Neredeyse kendini bildi bileli bunu herkesten saklamıştı. Birisinin öğrenip de ona acıması en son isteyeceği şeydi çünkü. İnsanların öğrenirse ne yapacaklarını biliyordu: İlk önce arkasından ah yazık, vah yazık diye konuşacak; sonra ona sürekli acıyıp yardım etmek isteyecek; herhangi bir olayı hemen anne babasının olmamasına bağlayacak ve sürekli akıl vermeye kalkacaklardı. Şuan bile kendisine kendisine akıl vermeye çalışanların sayısı bir hayli çokken bunu saklayarak ne kadar iyi yaptığını biliyordu.

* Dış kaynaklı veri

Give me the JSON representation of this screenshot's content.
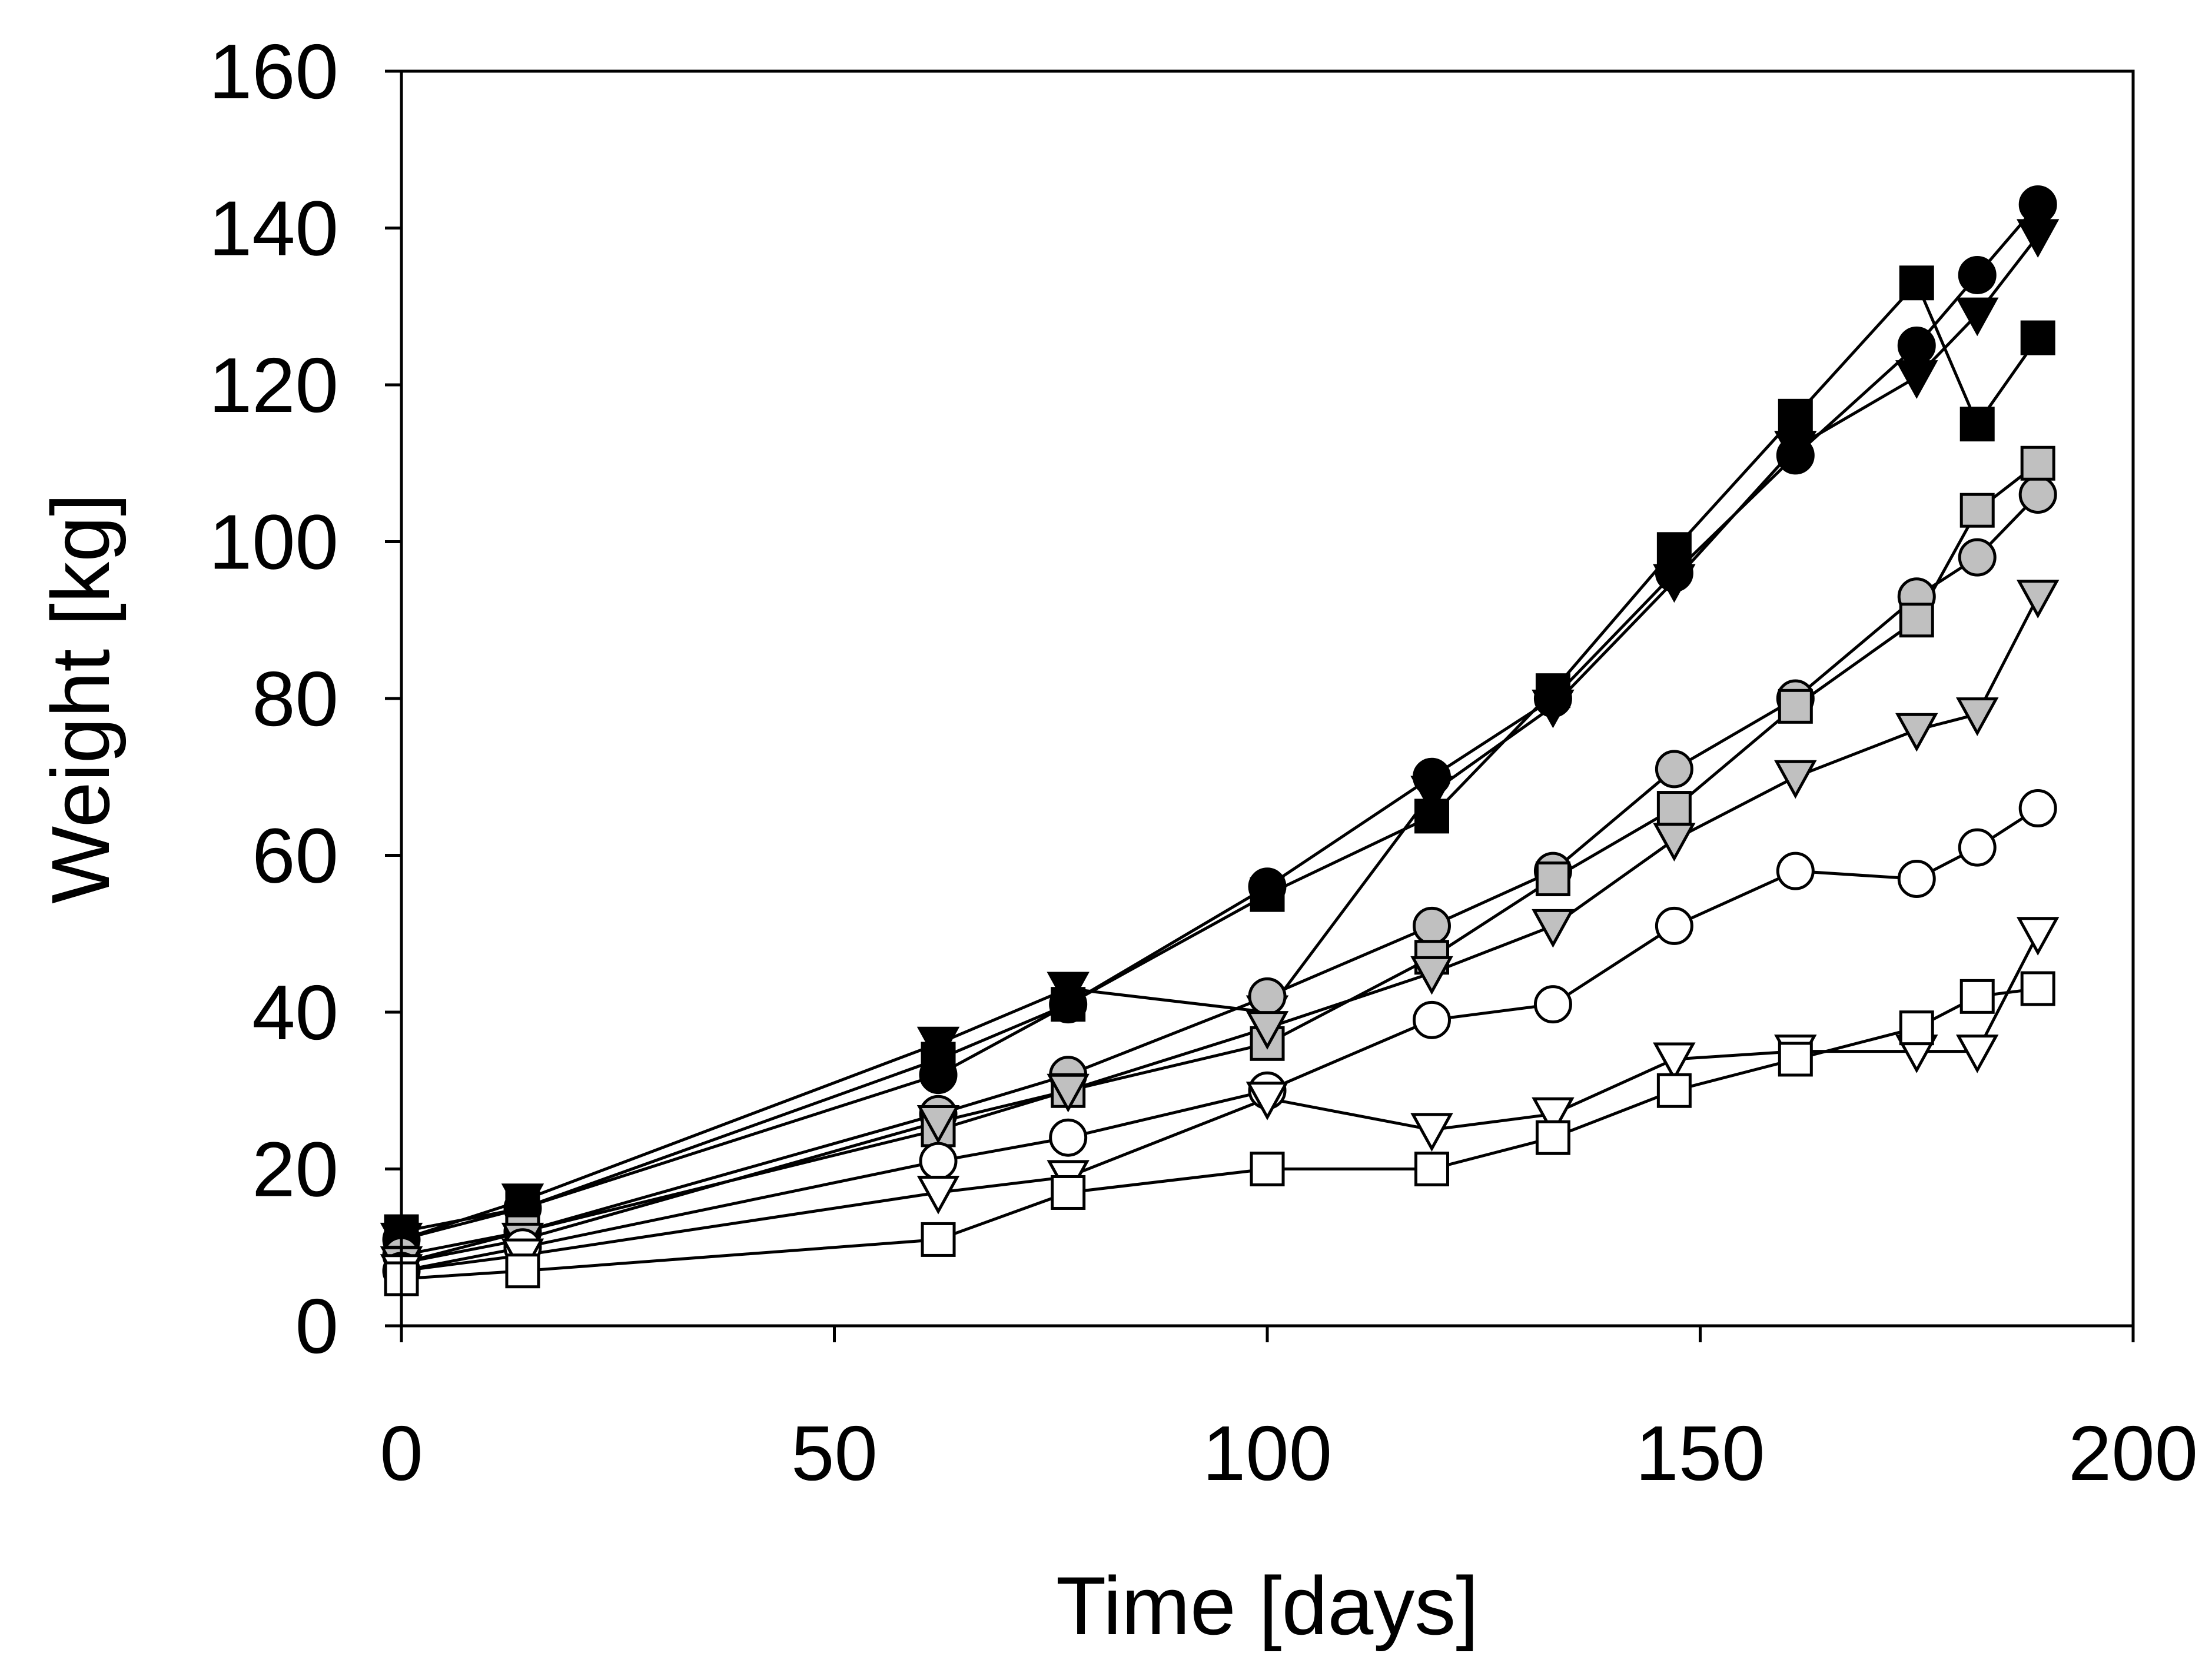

Ama şimdi bu adam çıkmış, herkesten sakladığı bu yarasını yüzüne vurmuş ve resmen tuz basıp ortalıktan kaçarak uzaklaşmıştı. Kendini, konuşmaları boyunca hiç hissetmediği kadar güçsüz hissetti. Bir anda adamın elinde bir kuklaya dönüşmüş, istediği zaman canını yakabileceği bir oyuncak gibi hissediyordu. Ve güçsüz olduğunu bilmek daha çok acıtıyor, daha çok hıçkırmasına sebep oluyordu. Ağlamaması ve güçlü durması gerektiğini biliyordu ama ağlamanın en kötü yanı da buydu işte: bir kez başladıktan sonra kendinize engel olamazdınız. Aklının iyice bulanmaya başladığını hissetti.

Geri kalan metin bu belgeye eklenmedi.